Megan is now playing twins on her soap opera and in her first scene of the episode, she’s taking criticism from the soap opera’s director over a PA system, in front of the crew and her fellow cast mate, Arlene. The director refers to her as “honey”.
Megan worries about keeping her part on the soap opera as well as worrying about keeping her husband’s interest.
When she voices her concerns about her work to Don, he isn’t the most sympathetic ear. Instead of eating dinner with her, Don tells her he wants to lie down and watch TV instead. His only reassurance to her is: “Tomorrow’s another day.”
Since Megan doesn’t have Don to confide in, she invites over her cast mate, Arlene, when Don is away visiting Bobby at summer camp. Arlene tells Megan Don is old-fashioned and isn’t entirely comfortable with having a successful wife. “He’ll get used to it,” she advises.
“I think he did. And I think he got used to me not being around and having a bunch of problems he couldn’t solve,” Megan says. She tells Arlene she’s lonely.
When Don arrives home from the weekend, he finds Megan out on the balcony. “I missed you,” he tells her.
Megan confesses she misses him all the time. “I don’t know where you’ve gone, but I’m here. I keep trying to make things the way they used to be, but I don’t know how. And maybe that’s stupid or young to think like that, but something has to change.”
Don admits she’s right. “I haven’t been here.”
Joan Holloway
Joan seems to have gone from a sex symbol of the Sterling Cooper offices to a mothering figure. She is forever cleaning up the partners’ messes, even though she is a partner herself. It makes sense that Joan has made this transition, as she is now a mother herself. In this episode, she listens as Pete confides in her about his mother’s condition.
But Joan also struggles with the idea of a father figure for her son. While Joan’s mother is present, helping her daughter care for Kevin, Joan’s own father has never been part of the picture. It may have been mentioned in an earlier episode, but most likely he’s either deceased or left Joan and her mother when Joan was young.

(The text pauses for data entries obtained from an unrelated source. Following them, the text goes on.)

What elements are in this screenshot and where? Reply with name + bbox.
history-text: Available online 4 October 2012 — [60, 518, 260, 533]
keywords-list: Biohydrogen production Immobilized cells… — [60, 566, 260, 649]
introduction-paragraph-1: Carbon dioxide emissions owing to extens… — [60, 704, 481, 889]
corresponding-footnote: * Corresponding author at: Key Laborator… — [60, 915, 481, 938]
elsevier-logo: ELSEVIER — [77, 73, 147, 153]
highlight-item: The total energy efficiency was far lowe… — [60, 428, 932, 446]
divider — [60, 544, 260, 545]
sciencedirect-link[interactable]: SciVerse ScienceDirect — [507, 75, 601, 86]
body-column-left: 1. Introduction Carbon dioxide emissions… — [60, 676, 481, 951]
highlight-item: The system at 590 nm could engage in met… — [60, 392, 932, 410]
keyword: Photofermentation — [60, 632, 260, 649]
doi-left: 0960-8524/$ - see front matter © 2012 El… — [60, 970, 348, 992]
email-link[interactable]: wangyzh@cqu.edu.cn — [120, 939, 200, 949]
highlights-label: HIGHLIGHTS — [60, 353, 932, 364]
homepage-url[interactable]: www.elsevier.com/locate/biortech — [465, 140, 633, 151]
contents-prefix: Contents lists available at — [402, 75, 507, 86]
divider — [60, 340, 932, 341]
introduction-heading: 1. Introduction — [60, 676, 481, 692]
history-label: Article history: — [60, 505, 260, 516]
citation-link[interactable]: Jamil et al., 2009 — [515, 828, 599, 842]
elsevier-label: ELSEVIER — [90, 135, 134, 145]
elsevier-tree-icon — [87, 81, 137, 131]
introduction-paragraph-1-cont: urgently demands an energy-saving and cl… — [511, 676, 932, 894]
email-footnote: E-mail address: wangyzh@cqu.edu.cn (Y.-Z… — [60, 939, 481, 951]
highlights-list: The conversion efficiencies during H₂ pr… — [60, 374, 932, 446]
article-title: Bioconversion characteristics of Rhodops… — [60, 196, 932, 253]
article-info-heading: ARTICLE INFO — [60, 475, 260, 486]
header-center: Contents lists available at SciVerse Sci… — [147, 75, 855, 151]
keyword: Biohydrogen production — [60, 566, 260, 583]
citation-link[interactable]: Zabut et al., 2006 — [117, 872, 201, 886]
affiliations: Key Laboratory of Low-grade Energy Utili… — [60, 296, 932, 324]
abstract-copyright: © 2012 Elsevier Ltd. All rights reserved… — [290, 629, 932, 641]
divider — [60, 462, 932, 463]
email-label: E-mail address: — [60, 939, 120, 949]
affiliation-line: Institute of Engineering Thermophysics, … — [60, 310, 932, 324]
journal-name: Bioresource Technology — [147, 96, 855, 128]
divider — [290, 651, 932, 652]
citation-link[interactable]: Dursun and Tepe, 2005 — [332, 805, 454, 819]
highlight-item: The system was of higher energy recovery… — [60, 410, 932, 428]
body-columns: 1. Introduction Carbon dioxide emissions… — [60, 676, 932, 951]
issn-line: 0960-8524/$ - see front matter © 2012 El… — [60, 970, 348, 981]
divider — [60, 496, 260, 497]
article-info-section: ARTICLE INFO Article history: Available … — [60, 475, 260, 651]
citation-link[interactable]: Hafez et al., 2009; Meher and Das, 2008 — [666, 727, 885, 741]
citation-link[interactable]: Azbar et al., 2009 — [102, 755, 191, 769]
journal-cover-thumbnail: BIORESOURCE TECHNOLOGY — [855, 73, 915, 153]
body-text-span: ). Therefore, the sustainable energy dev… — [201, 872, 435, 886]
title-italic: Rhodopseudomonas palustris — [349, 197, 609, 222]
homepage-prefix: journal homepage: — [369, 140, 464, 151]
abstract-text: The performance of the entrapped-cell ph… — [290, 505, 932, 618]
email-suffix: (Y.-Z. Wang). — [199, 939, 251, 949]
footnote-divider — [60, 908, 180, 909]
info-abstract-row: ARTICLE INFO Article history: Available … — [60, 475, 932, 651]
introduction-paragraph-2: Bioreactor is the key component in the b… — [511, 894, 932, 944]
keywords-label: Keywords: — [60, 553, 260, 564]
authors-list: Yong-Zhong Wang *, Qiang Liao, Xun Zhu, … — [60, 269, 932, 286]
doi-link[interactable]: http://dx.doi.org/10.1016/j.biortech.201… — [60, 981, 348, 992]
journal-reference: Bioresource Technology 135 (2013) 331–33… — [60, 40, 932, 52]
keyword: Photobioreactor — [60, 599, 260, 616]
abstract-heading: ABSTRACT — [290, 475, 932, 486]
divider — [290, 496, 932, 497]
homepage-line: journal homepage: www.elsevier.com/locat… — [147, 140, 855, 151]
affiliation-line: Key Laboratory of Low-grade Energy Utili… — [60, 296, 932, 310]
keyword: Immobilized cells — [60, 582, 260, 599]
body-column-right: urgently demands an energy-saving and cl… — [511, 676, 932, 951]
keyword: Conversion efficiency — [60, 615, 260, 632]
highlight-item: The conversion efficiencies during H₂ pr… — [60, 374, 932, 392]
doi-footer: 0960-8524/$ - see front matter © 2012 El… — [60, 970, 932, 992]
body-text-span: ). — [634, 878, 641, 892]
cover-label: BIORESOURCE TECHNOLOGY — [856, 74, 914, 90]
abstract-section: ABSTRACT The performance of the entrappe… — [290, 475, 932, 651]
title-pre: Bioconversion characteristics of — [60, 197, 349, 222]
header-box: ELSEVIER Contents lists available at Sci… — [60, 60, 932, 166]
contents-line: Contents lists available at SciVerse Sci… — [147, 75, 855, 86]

Bob Benson, who escorted Joan to the doctor’s when she had stomach pains, now seems to be a frequent presence in the apartment. He is waiting, dressed in swim attire, as Joan packs up to take her son to the beach. When the doorbell rings, Bob answers it, expecting it to be Joan’s mother, but comes face to face with Roger. Roger is just as surprised to see him and doesn’t even recognize Bob outside of the office.
Roger tries to pretend he’s there on professional business and takes the hint when Joan tells him it can wait until Monday.
At the office, Roger drops by Joan’s office, giving her Lincoln Logs for Kevin. “You can’t drop in on me like that,” Joan tells him.
Joan says Kevin’s father is Greg. “But I’m here,” Roger replies.
“For now. But everyday Greg is some hero out there and I’d rather him think that is the man in his life,” Joan explains to Roger.
Joan understands that Roger wants to be around, but she knows better than to count on him. Roger only is there when it’s convenient and Joan, out of anyone, knows that from experience. Joan thanks him for the gift and opens the door for him to leave.